I realise of course that the fuss is entirely Roth’s fault for failing to read up properly on Wikipedia’s policy and procedures, and writing about them only from the perspective of a grumpy old man who found it difficult to make the improvement he wanted to an article which he thought he was in a good position to know about.Edited to add rosefox, below, and Keyes on his blog, point out that I am completly wrong about Wikipedia's lack of visible press contacts. Note also a response from "A Wikipedia admin" making it clear that it is all the outside world's fault and that Wikipedia is right.

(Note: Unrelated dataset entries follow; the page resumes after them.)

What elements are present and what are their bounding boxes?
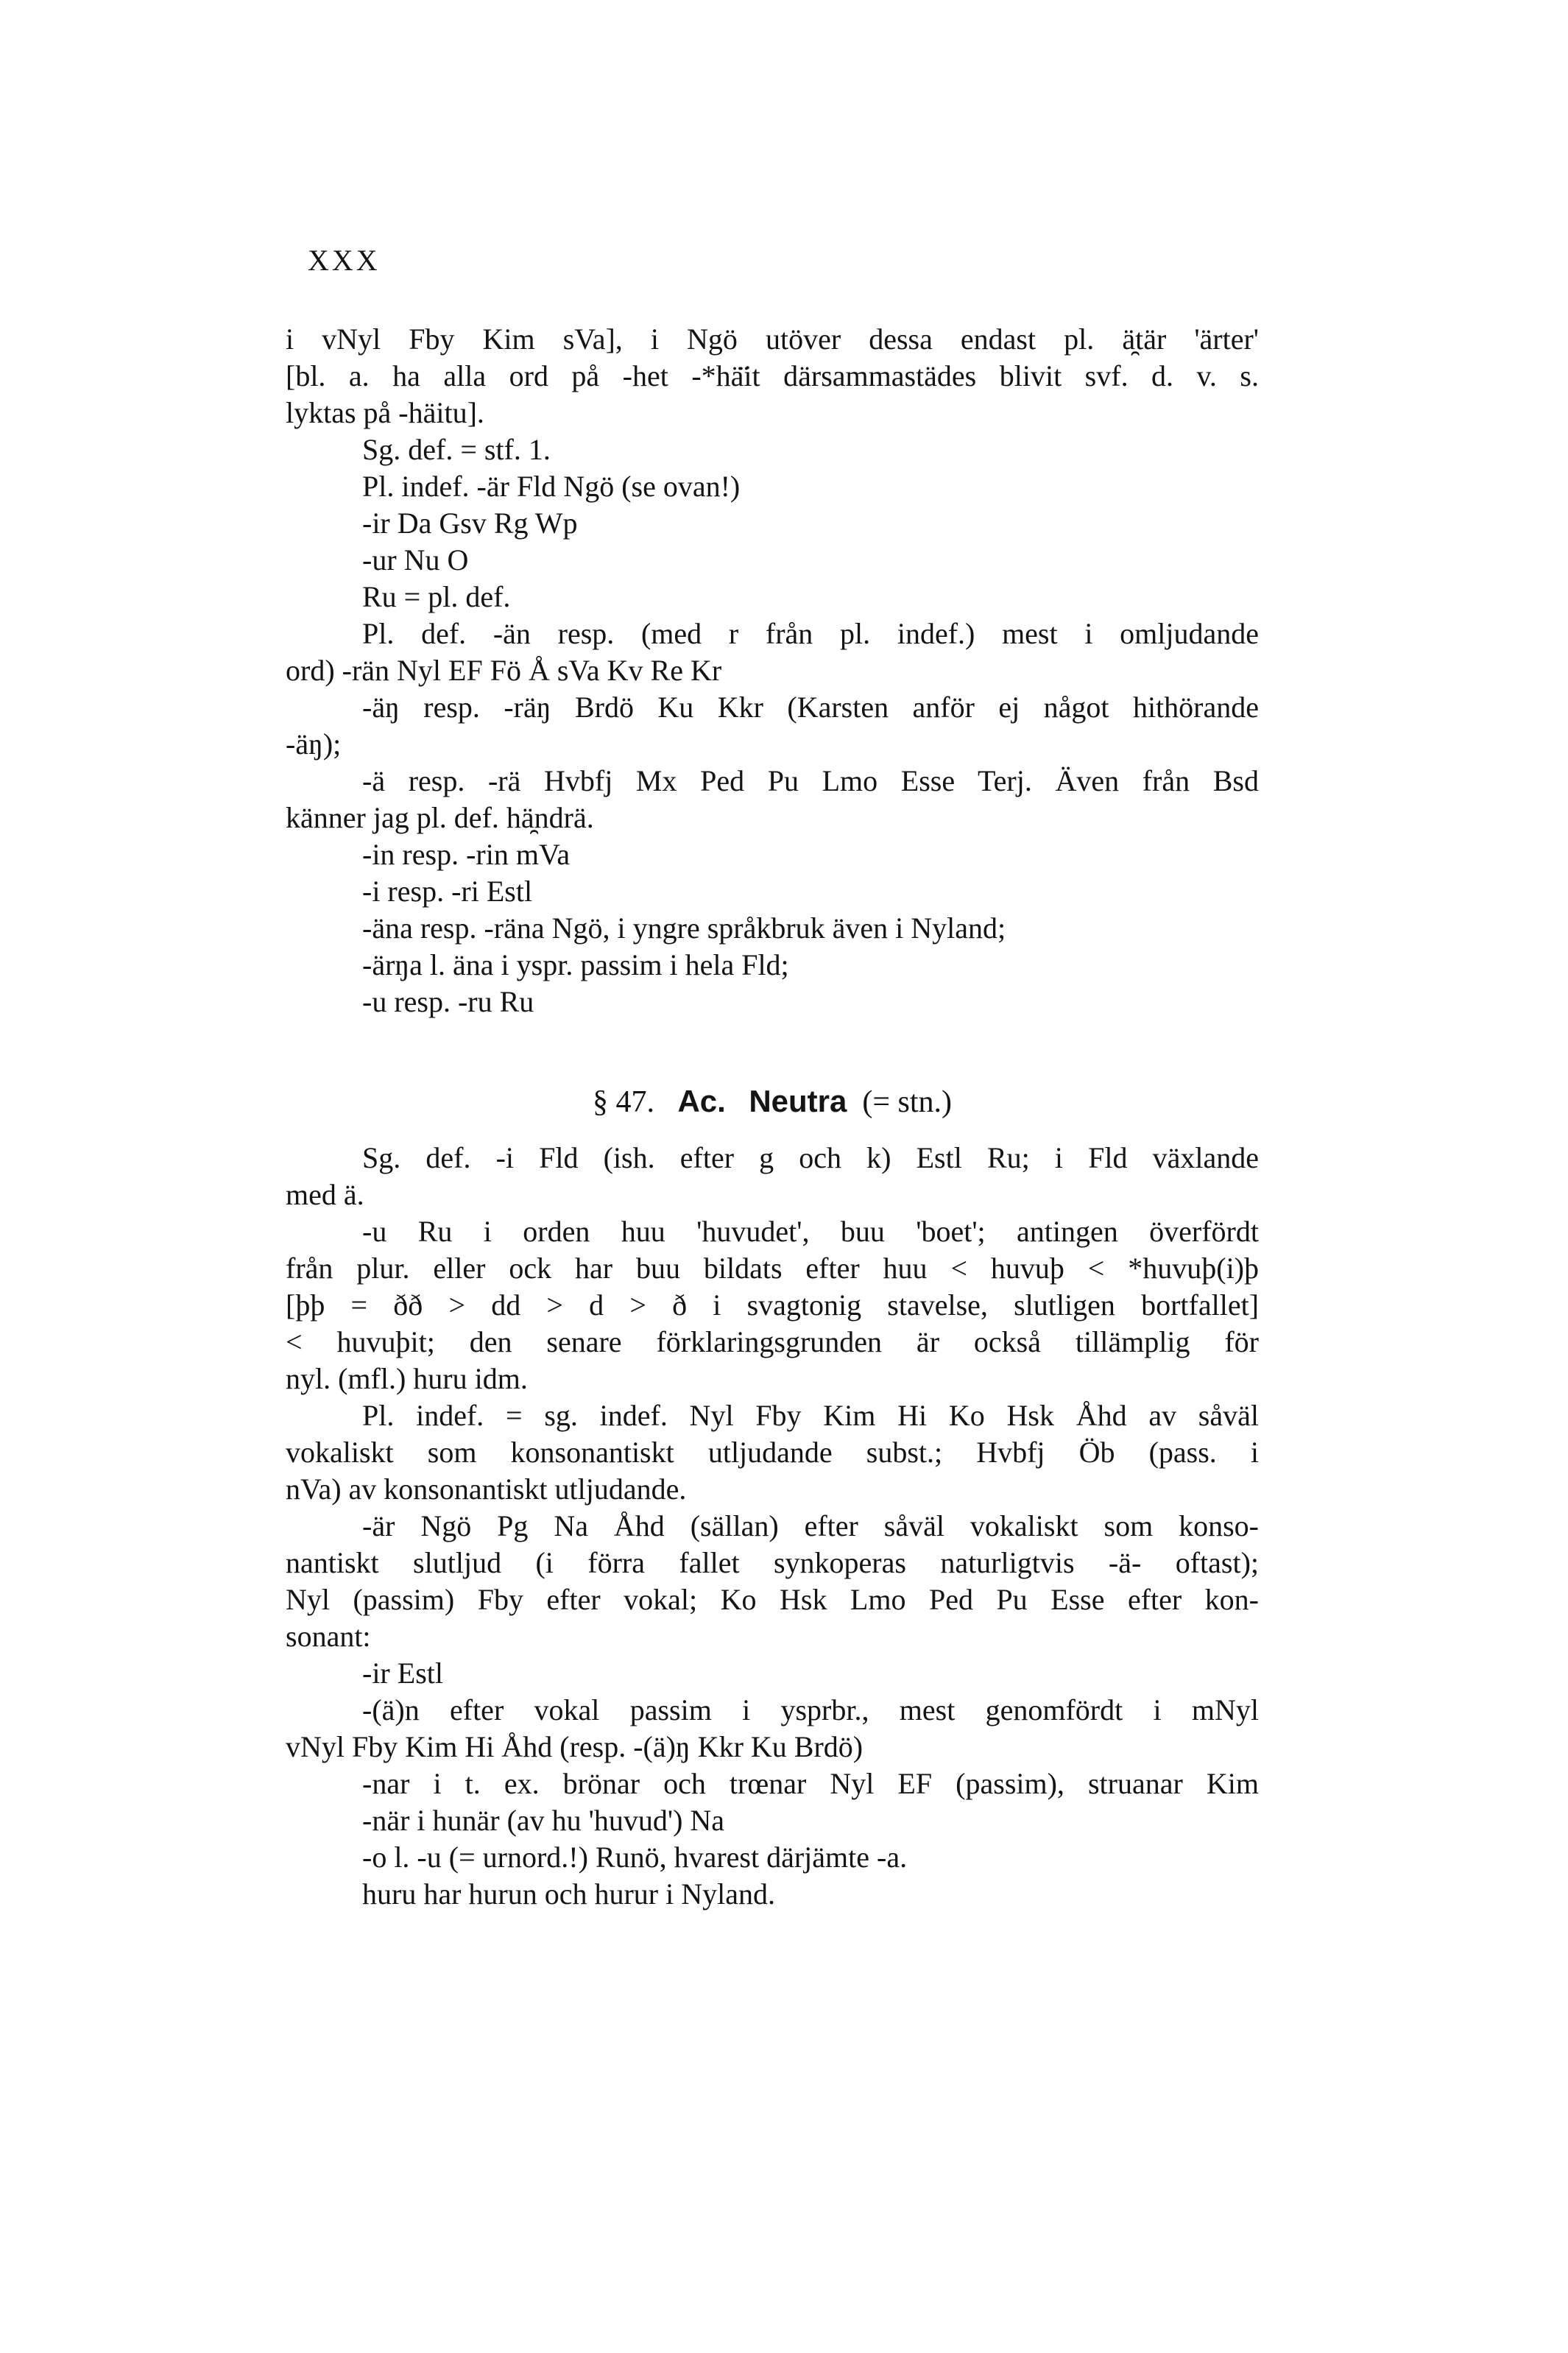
- text-line: nVa) av konsonantiskt utljudande.: [286, 1472, 687, 1506]
- text-line: [þþ = ðð > dd > d > ð i svagtonig stavelse, slutligen bortfallet]: [286, 1288, 1259, 1322]
- text-line: nantiskt slutljud (i förra fallet synkoperas naturligtvis -ä- oftast);: [286, 1546, 1259, 1579]
- text-line: -u resp. -ru Ru: [362, 985, 534, 1018]
- text-line: -ir Estl: [362, 1657, 443, 1690]
- text-line: huru har hurun och hurur i Nyland.: [362, 1877, 775, 1911]
- text-line: -(ä)n efter vokal passim i ysprbr., mest genomfördt i mNyl: [362, 1693, 1259, 1726]
- text-block-top: [286, 321, 1259, 1020]
- text-line: -äŋ);: [286, 727, 342, 761]
- text-line: -ärŋa l. äna i yspr. passim i hela Fld;: [362, 948, 789, 981]
- text-line: vNyl Fby Kim Hi Åhd (resp. -(ä)ŋ Kkr Ku Brdö): [286, 1730, 864, 1763]
- section-number: § 47.: [592, 1085, 654, 1119]
- text-line: med ä.: [286, 1178, 364, 1211]
- text-line: -in resp. -rin mVa: [362, 838, 571, 871]
- text-line: ord) -rän Nyl EF Fö Å sVa Kv Re Kr: [286, 654, 722, 687]
- section-note: (= stn.): [862, 1085, 953, 1119]
- text-block-bottom: [286, 1140, 1259, 1913]
- text-line: Pl. def. -än resp. (med r från pl. indef.) mest i omljudande: [362, 617, 1259, 650]
- text-line: i vNyl Fby Kim sVa], i Ngö utöver dessa endast pl. ä̯tär 'ärter': [286, 322, 1259, 356]
- text-line: -ä resp. -rä Hvbfj Mx Ped Pu Lmo Esse Terj. Även från Bsd: [362, 764, 1259, 797]
- text-line: [bl. a. ha alla ord på -het -*hä̈it därsammastädes blivit svf. d. v. s.: [286, 359, 1259, 392]
- text-line: -när i hunär (av hu 'huvud') Na: [362, 1804, 725, 1837]
- text-line: -o l. -u (= urnord.!) Runö, hvarest därjämte -a.: [362, 1841, 908, 1874]
- text-line: -ir Da Gsv Rg Wp: [362, 507, 578, 540]
- text-line: Nyl (passim) Fby efter vokal; Ko Hsk Lmo Ped Pu Esse efter kon-: [286, 1583, 1259, 1616]
- text-line: Sg. def. -i Fld (ish. efter g och k) Estl Ru; i Fld växlande: [362, 1141, 1259, 1174]
- text-line: -äŋ resp. -räŋ Brdö Ku Kkr (Karsten anför ej något hithörande: [362, 691, 1259, 724]
- text-line: -ur Nu O: [362, 543, 469, 576]
- text-line: -äna resp. -räna Ngö, i yngre språkbruk även i Nyland;: [362, 911, 1006, 945]
- text-line: Pl. indef. -är Fld Ngö (se ovan!): [362, 470, 741, 503]
- text-line: vokaliskt som konsonantiskt utljudande subst.; Hvbfj Öb (pass. i: [286, 1436, 1259, 1469]
- text-line: -i resp. -ri Estl: [362, 875, 533, 908]
- text-line: -nar i t. ex. brönar och trœnar Nyl EF (passim), struanar Kim: [362, 1767, 1259, 1800]
- section-heading: [286, 1084, 1259, 1120]
- text-line: känner jag pl. def. hä̯ndrä.: [286, 801, 594, 834]
- page-number: XXX: [308, 244, 381, 277]
- text-line: från plur. eller ock har buu bildats efter huu < huvuþ < *huvuþ(i)þ: [286, 1252, 1259, 1285]
- text-line: nyl. (mfl.) huru idm.: [286, 1362, 528, 1395]
- section-label: Ac.: [677, 1084, 726, 1118]
- text-line: sonant:: [286, 1620, 371, 1653]
- text-line: lyktas på -häitu].: [286, 396, 484, 429]
- section-title: Neutra: [749, 1084, 847, 1118]
- text-line: Pl. indef. = sg. indef. Nyl Fby Kim Hi Ko Hsk Åhd av såväl: [362, 1399, 1259, 1432]
- text-line: -är Ngö Pg Na Åhd (sällan) efter såväl vokaliskt som konso-: [362, 1509, 1259, 1542]
- text-line: Ru = pl. def.: [362, 580, 511, 613]
- text-line: -u Ru i orden huu 'huvudet', buu 'boet'; antingen överfördt: [362, 1215, 1259, 1248]
- text-line: < huvuþit; den senare förklaringsgrunden är också tillämplig för: [286, 1325, 1259, 1358]
- text-line: Sg. def. = stf. 1.: [362, 433, 551, 466]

However, the fact is that Wikipedia does not, anywhere, offer an answer to the question, How do I fix inaccurate information about me and/or my organisation on Wikipedia? In fact, Wikipedia’s answer to that question is, basically, “You can’t.”

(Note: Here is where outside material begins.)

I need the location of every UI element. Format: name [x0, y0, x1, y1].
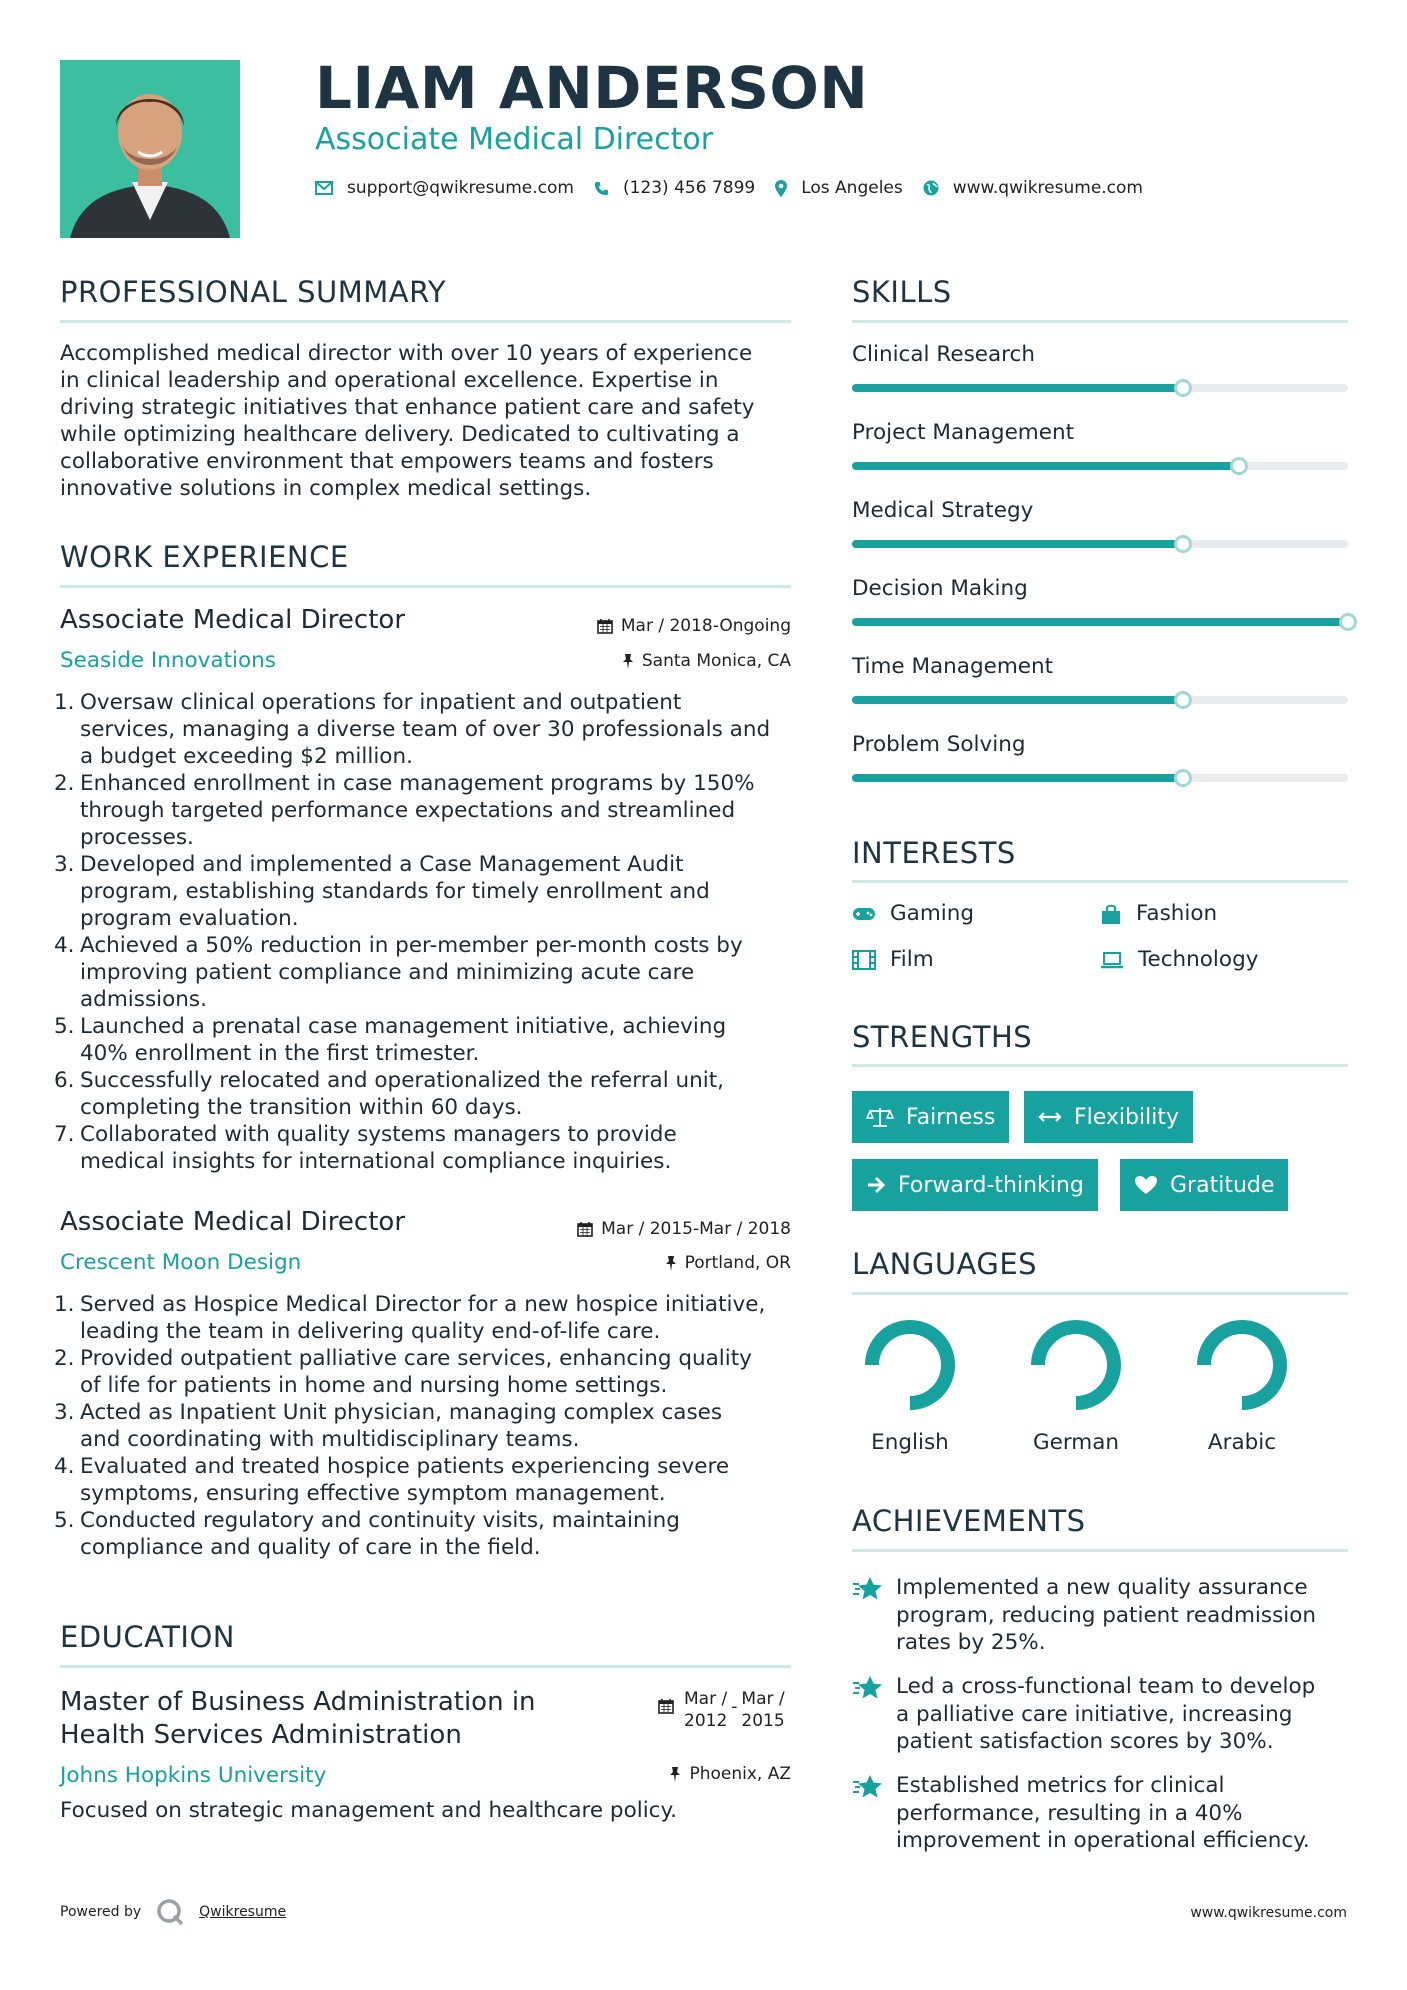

So what do people do in that situation? Those with time and inclination will set up sock-puppet accounts to make the change anyway. The socially powerful will reach out to the media and demand that the change be made, as Roth has done. Those without time or power will shrug and walk away, determining that they won't bother to interact with Wikipedia in the future. Those behaviours are actually encouraged by the way Wikipedia works.
That's one thing. The other is that this affair has been a complete media win for Roth and a serious hit to Wikipedia's reputation. It is true that almost all the media coverage took Roth at his word and failed to give Wikipedia's side to the story. Whose fault is that? Perhaps there is nobody at Wikipedia charged with dealing with the press, and/or with with digging into the details of public disputes to ensure that Wikipedia's side of the story is given. Certainly a journalist wanting to call Wikipedia to get their side of the story would probably stop looking for a phone number or email contact after a few minutes of frustrated poking around the site. So since nobody is the press contact for Wikipedia, it is nobody's fault, I suppose.
Choices have consequences. Wikipedia has chosen to make it difficult for people to change inaccurate information about themselves, and that choice has the consequence that grumpy old men like Philip Roth will complain in public that his word isn't good enough, and that smarter people will undermine your system and use pseudonyms to make the changes they want anyway. Wikipedia has chosen not to bother engaging with the media on the assumption that any interested party can easily review the changelogs and the talk page discussions, and that has consequences when a journalist is writing to a deadline, and finds that one side of the story has provided them with a good narrative and the other hasn't.